Transcript:
Of all of the skills as human beings that we tend not to possess, that we could really, really benefit from, the number one, I believe, is the capacity to grieve in our lives.
And the truth about all of our lives is that nothing in them is permanent — whether that’s the work we have, the relationship we have, whatever it may be. Everything at some point will come to an end. Even if you have, like my grandparents, a lifelong love and marriage, at some point somebody’s not going to be there anymore. And our capacity to navigate through the fact that life is impermanent is what grief is all about.
Now, when we think about grief, we tend to focus solely on the loss of a person. And of course, that is a major trigger of grief and requires us to be able to grieve effectively. But the truth is that grief is a part of a lot of different processes.
We grieve when we end up getting divorced. And if I had only known that that’s what I was experiencing when I was getting divorced, I would have been much better off. But we grieve the life that is no longer available to us.
We grieve when our beloved son goes to college. And we’re so proud of them, but we lose the ability to connect in the same way with someone who’s become our best friend.
We grieve when we can’t serve in the military anymore, and we look back at some of the highlights of our life and yearn to do what we used to do.
We grieve when we retire from the police force and we’re sort of AWOL and no one’s checking up on us anymore.
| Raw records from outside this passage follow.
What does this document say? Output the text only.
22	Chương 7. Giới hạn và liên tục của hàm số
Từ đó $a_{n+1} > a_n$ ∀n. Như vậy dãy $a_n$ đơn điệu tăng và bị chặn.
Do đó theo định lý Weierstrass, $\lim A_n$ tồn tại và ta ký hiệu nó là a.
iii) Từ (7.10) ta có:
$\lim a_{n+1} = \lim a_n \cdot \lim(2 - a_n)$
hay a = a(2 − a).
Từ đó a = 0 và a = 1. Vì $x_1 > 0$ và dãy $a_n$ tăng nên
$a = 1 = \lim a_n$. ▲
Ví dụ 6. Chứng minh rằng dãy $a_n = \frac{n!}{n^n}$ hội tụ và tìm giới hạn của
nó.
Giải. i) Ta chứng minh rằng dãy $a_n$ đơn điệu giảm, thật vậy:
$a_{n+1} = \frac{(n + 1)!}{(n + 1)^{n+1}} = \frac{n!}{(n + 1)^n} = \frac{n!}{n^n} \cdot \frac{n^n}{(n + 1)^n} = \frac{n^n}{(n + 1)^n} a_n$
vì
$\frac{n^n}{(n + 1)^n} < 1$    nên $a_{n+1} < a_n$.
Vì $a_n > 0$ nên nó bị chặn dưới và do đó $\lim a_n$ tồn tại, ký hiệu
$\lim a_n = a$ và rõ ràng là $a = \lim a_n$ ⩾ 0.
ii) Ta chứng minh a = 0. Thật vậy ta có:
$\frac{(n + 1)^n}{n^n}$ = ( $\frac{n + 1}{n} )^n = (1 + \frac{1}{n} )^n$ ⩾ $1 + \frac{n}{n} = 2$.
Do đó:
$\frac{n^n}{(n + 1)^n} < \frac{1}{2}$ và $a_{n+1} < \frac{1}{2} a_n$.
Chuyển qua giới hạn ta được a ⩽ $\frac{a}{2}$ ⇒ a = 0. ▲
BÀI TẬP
And so it is so important, as we think about life and all of the facets of life, that we learn how to grieve.
Recently, I got the chance to spend some time with an Israeli. And this Israeli’s father had been — every member of his family, all 57 members of his family besides him — was killed by the Nazis in Ukraine during World War II as part of the Holocaust. And his father spent the majority of his life trying to figure out why he survived — why on that day he wasn’t killed and everyone else was.
And his father concluded, after many years, that his responsibility was to continue and to never forget. Continue and never forget.
And this is the idea — the paradox of posttraumatic growth — right? The idea that we have to remember those we’ve lost, especially under terms like that and circumstances like that, and we have to continue to move forward.
And it is why, for us, when we think about the notion of grief and loss in our life — the impermanence that is life — the single best visual reflection of this idea is the Kintsugi art, which comes from Japan.
And Kintsugi is based, in a lot of respects, on the Hemingway quote: “The world breaks everyone, and some of us are stronger in the broken parts.” Kintsugi — they take a bowl that is broken, and they put it back together, and they use gold in the cracked parts. And the idea is that that piece is now more valuable, and it is more beautiful, because it broke.
That is the story of all of our lives. But the question is: how do we navigate the brokenness? How do we navigate the experiences that throw us and put us to our knees and cause us to struggle?
And learning how to grieve well — which is an essential part of learning how to struggle well — is a really important part of that. And talking about it, and disclosing about it, and being willing to acknowledge the uncertainty and ambiguity and the hardship that is a part of those processes is an essential part of what it means to live a life that is worth living.